Similarly, we can lessen performance anxiety about group work by providing students opportunities to get to know each other, as well as by establishing clear structure, goals and deadlines. Given the link between academic performance and pandemic-related anxiety and functional impairment, these simple anxiety-reducing measures have great potential to improve not only affective outcomes but cognitive ones, as well.

Promote a growth mind-set in your classroom. Growth mind-set messages are a powerful, proven tool for tapping into the affective domain of learning. When faculty express confidence in students’ ability to develop their intellect with hard work and the use of good strategies, several things happen: students’ self-efficacy is strengthened, their trust in their instructor increases, motivation is enhanced and their academic performance improves.

Indeed, the faculty members on my campus witnessed firsthand the powerful impact of growth mind-set messaging when we implemented it campuswide as the focus of our Quality Enhancement Plan. Not only did affective and cognitive outcomes improve, but long-standing opportunity gaps that we had observed in introductory natural science courses were also eliminated or reduced. That simple but profound intervention—which included sharing a weekly PowerPoint slide depicting a growth mind-set message or an example of a famous individual who overcame failure through exhibiting a growth mind-set—is scalable and consumes only five to 10 minutes of class time each week.

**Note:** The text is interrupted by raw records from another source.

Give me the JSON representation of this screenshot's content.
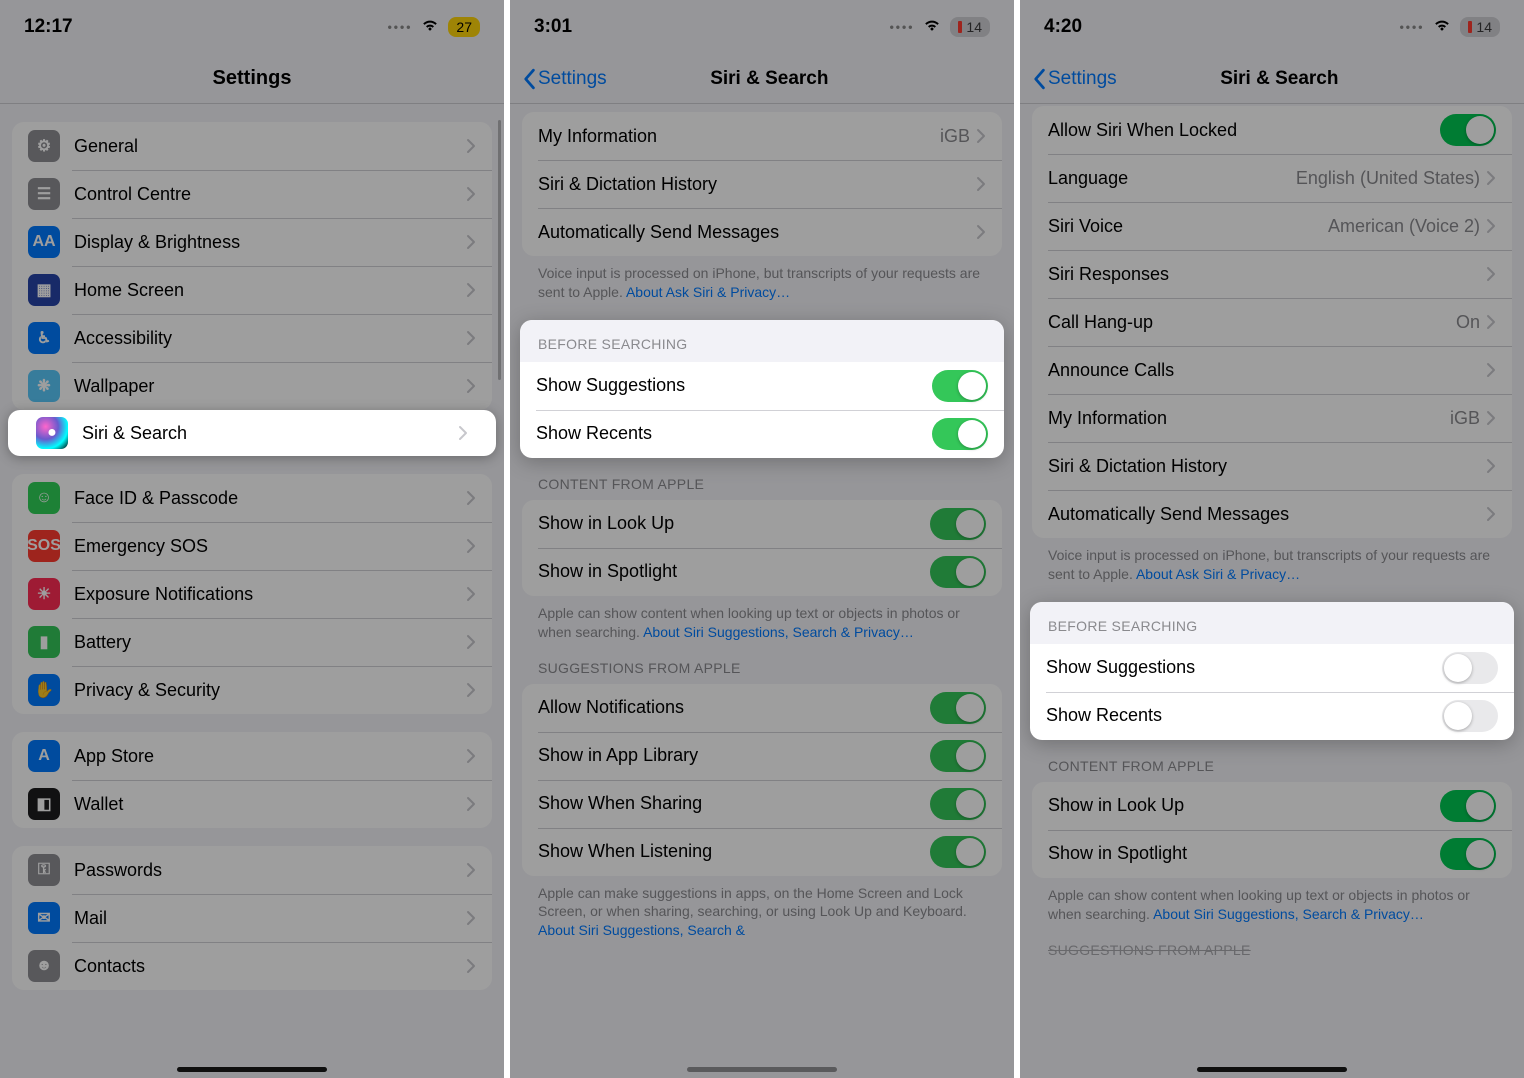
{
  "panel1": {
    "status": {
      "time": "12:17",
      "battery": "27"
    },
    "title": "Settings",
    "groups": [
      {
        "rows": [
          {
            "label": "General",
            "icon": "gear",
            "bg": "bg-grey"
          },
          {
            "label": "Control Centre",
            "icon": "sliders",
            "bg": "bg-grey"
          },
          {
            "label": "Display & Brightness",
            "icon": "AA",
            "bg": "bg-blue"
          },
          {
            "label": "Home Screen",
            "icon": "grid",
            "bg": "bg-darkblue"
          },
          {
            "label": "Accessibility",
            "icon": "person",
            "bg": "bg-blue"
          },
          {
            "label": "Wallpaper",
            "icon": "flower",
            "bg": "bg-teal"
          },
          {
            "label": "Siri & Search",
            "icon": "siri",
            "bg": "siri-orb",
            "highlight": true
          },
          {
            "label": "Face ID & Passcode",
            "icon": "face",
            "bg": "bg-faceid"
          },
          {
            "label": "Emergency SOS",
            "icon": "SOS",
            "bg": "bg-red"
          },
          {
            "label": "Exposure Notifications",
            "icon": "virus",
            "bg": "bg-expo"
          },
          {
            "label": "Battery",
            "icon": "battery",
            "bg": "bg-green"
          },
          {
            "label": "Privacy & Security",
            "icon": "hand",
            "bg": "bg-blue"
          }
        ]
      },
      {
        "rows": [
          {
            "label": "App Store",
            "icon": "A",
            "bg": "bg-blue"
          },
          {
            "label": "Wallet",
            "icon": "wallet",
            "bg": "bg-black"
          }
        ]
      },
      {
        "rows": [
          {
            "label": "Passwords",
            "icon": "key",
            "bg": "bg-grey"
          },
          {
            "label": "Mail",
            "icon": "mail",
            "bg": "bg-blue"
          },
          {
            "label": "Contacts",
            "icon": "contact",
            "bg": "bg-grey"
          }
        ]
      }
    ]
  },
  "panel2": {
    "status": {
      "time": "3:01",
      "battery": "14"
    },
    "back": "Settings",
    "title": "Siri & Search",
    "topRows": [
      {
        "label": "My Information",
        "value": "iGB"
      },
      {
        "label": "Siri & Dictation History"
      },
      {
        "label": "Automatically Send Messages"
      }
    ],
    "topFooter": "Voice input is processed on iPhone, but transcripts of your requests are sent to Apple.",
    "topFooterLink": "About Ask Siri & Privacy…",
    "beforeHeader": "BEFORE SEARCHING",
    "beforeRows": [
      {
        "label": "Show Suggestions",
        "on": true
      },
      {
        "label": "Show Recents",
        "on": true
      }
    ],
    "contentHeader": "CONTENT FROM APPLE",
    "contentRows": [
      {
        "label": "Show in Look Up",
        "on": true
      },
      {
        "label": "Show in Spotlight",
        "on": true
      }
    ],
    "contentFooter": "Apple can show content when looking up text or objects in photos or when searching.",
    "contentFooterLink": "About Siri Suggestions, Search & Privacy…",
    "suggHeader": "SUGGESTIONS FROM APPLE",
    "suggRows": [
      {
        "label": "Allow Notifications",
        "on": true
      },
      {
        "label": "Show in App Library",
        "on": true
      },
      {
        "label": "Show When Sharing",
        "on": true
      },
      {
        "label": "Show When Listening",
        "on": true
      }
    ],
    "suggFooter": "Apple can make suggestions in apps, on the Home Screen and Lock Screen, or when sharing, searching, or using Look Up and Keyboard.",
    "suggFooterLink": "About Siri Suggestions, Search &"
  },
  "panel3": {
    "status": {
      "time": "4:20",
      "battery": "14"
    },
    "back": "Settings",
    "title": "Siri & Search",
    "topRows": [
      {
        "label": "Allow Siri When Locked",
        "toggle": true,
        "on": true
      },
      {
        "label": "Language",
        "value": "English (United States)"
      },
      {
        "label": "Siri Voice",
        "value": "American (Voice 2)"
      },
      {
        "label": "Siri Responses"
      },
      {
        "label": "Call Hang-up",
        "value": "On"
      },
      {
        "label": "Announce Calls"
      },
      {
        "label": "My Information",
        "value": "iGB"
      },
      {
        "label": "Siri & Dictation History"
      },
      {
        "label": "Automatically Send Messages"
      }
    ],
    "topFooter": "Voice input is processed on iPhone, but transcripts of your requests are sent to Apple.",
    "topFooterLink": "About Ask Siri & Privacy…",
    "beforeHeader": "BEFORE SEARCHING",
    "beforeRows": [
      {
        "label": "Show Suggestions",
        "on": false
      },
      {
        "label": "Show Recents",
        "on": false
      }
    ],
    "contentHeader": "CONTENT FROM APPLE",
    "contentRows": [
      {
        "label": "Show in Look Up",
        "on": true
      },
      {
        "label": "Show in Spotlight",
        "on": true
      }
    ],
    "contentFooter": "Apple can show content when looking up text or objects in photos or when searching.",
    "contentFooterLink": "About Siri Suggestions, Search & Privacy…",
    "suggHeader": "SUGGESTIONS FROM APPLE"
  },
  "icons": {
    "chevron": "›"
  }
}
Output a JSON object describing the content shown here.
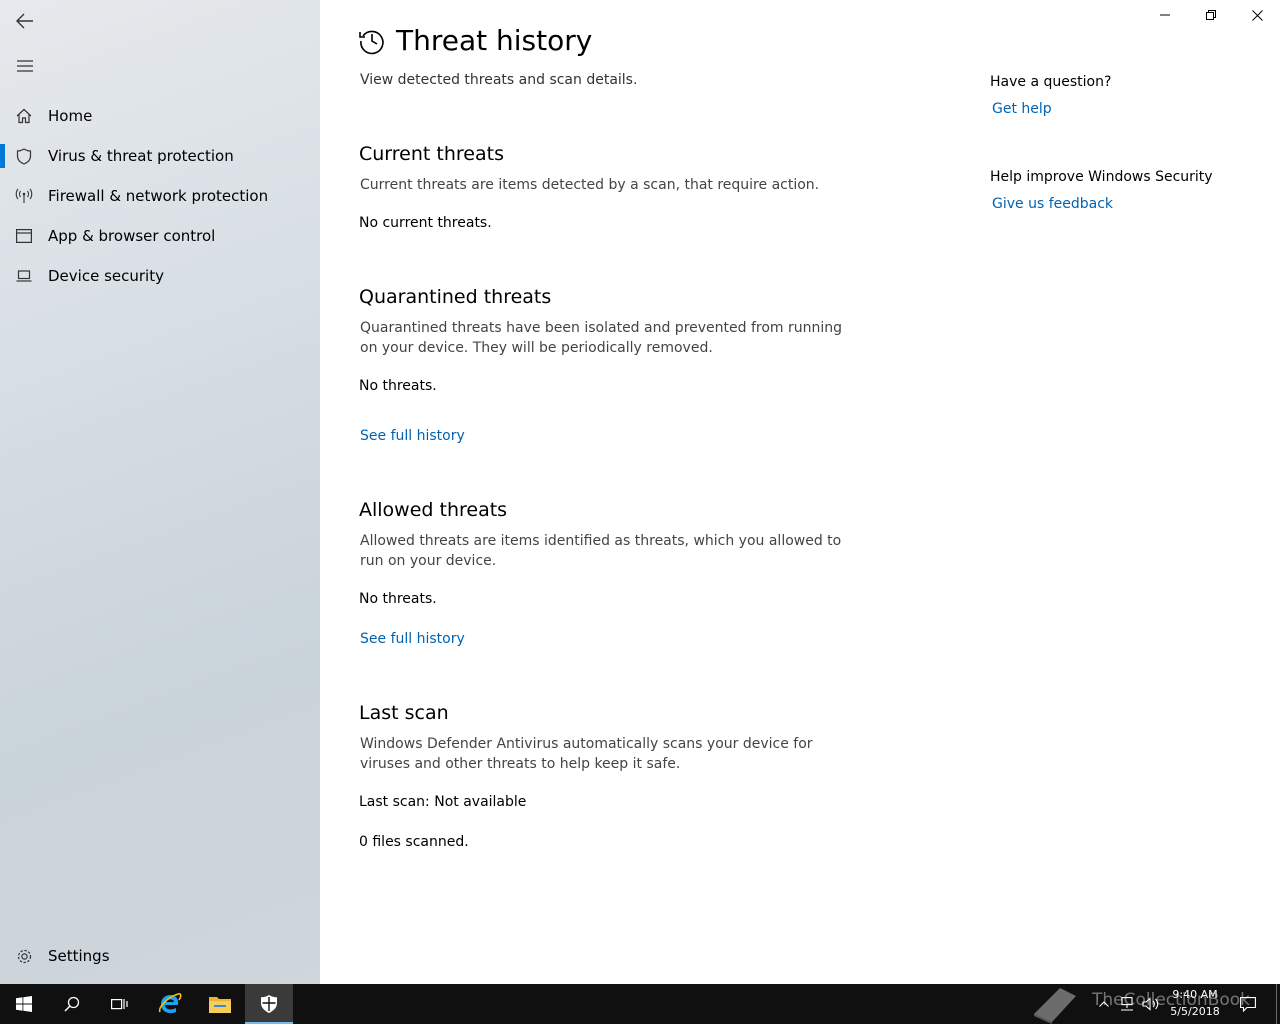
{
  "sidebar": {
    "back_icon": "back-arrow-icon",
    "menu_icon": "hamburger-menu-icon",
    "items": [
      {
        "label": "Home",
        "icon": "home-icon",
        "active": false
      },
      {
        "label": "Virus & threat protection",
        "icon": "shield-icon",
        "active": true
      },
      {
        "label": "Firewall & network protection",
        "icon": "antenna-icon",
        "active": false
      },
      {
        "label": "App & browser control",
        "icon": "browser-window-icon",
        "active": false
      },
      {
        "label": "Device security",
        "icon": "laptop-icon",
        "active": false
      }
    ],
    "settings_label": "Settings"
  },
  "page": {
    "title": "Threat history",
    "subtitle": "View detected threats and scan details."
  },
  "sections": {
    "current": {
      "heading": "Current threats",
      "description": "Current threats are items detected by a scan, that require action.",
      "value": "No current threats."
    },
    "quarantined": {
      "heading": "Quarantined threats",
      "description": "Quarantined threats have been isolated and prevented from running on your device.  They will be periodically removed.",
      "value": "No threats.",
      "link": "See full history"
    },
    "allowed": {
      "heading": "Allowed threats",
      "description": "Allowed threats are items identified as threats, which you allowed to run on your device.",
      "value": "No threats.",
      "link": "See full history"
    },
    "last_scan": {
      "heading": "Last scan",
      "description": "Windows Defender Antivirus automatically scans your device for viruses and other threats to help keep it safe.",
      "value": "Last scan:  Not available",
      "files": "0 files scanned."
    }
  },
  "help": {
    "question": "Have a question?",
    "get_help": "Get help",
    "improve": "Help improve Windows Security",
    "feedback": "Give us feedback"
  },
  "taskbar": {
    "time": "9:40 AM",
    "date": "5/5/2018",
    "watermark": "TheCollectionBook"
  },
  "colors": {
    "accent": "#0078d7",
    "link": "#0063b1",
    "taskbar": "#101010"
  }
}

While in many ways COVID-19 has become less of a burden for students, its emotional effects still linger, in large part due to the social isolation and lack of support they experienced at a crucial time of their emotional development. Given that these lingering effects currently present significant barriers to our students’ learning, it is time that we as faculty confront any discomfort we may have with teaching to the affective domain. Only through this type of connection will we be able to overcome the social and emotional aftermath of the pandemic, re-engage our students, and achieve the cognitive outcomes that we all seek.

Angela C. Bauer is senior vice president of academic affairs at High Point University.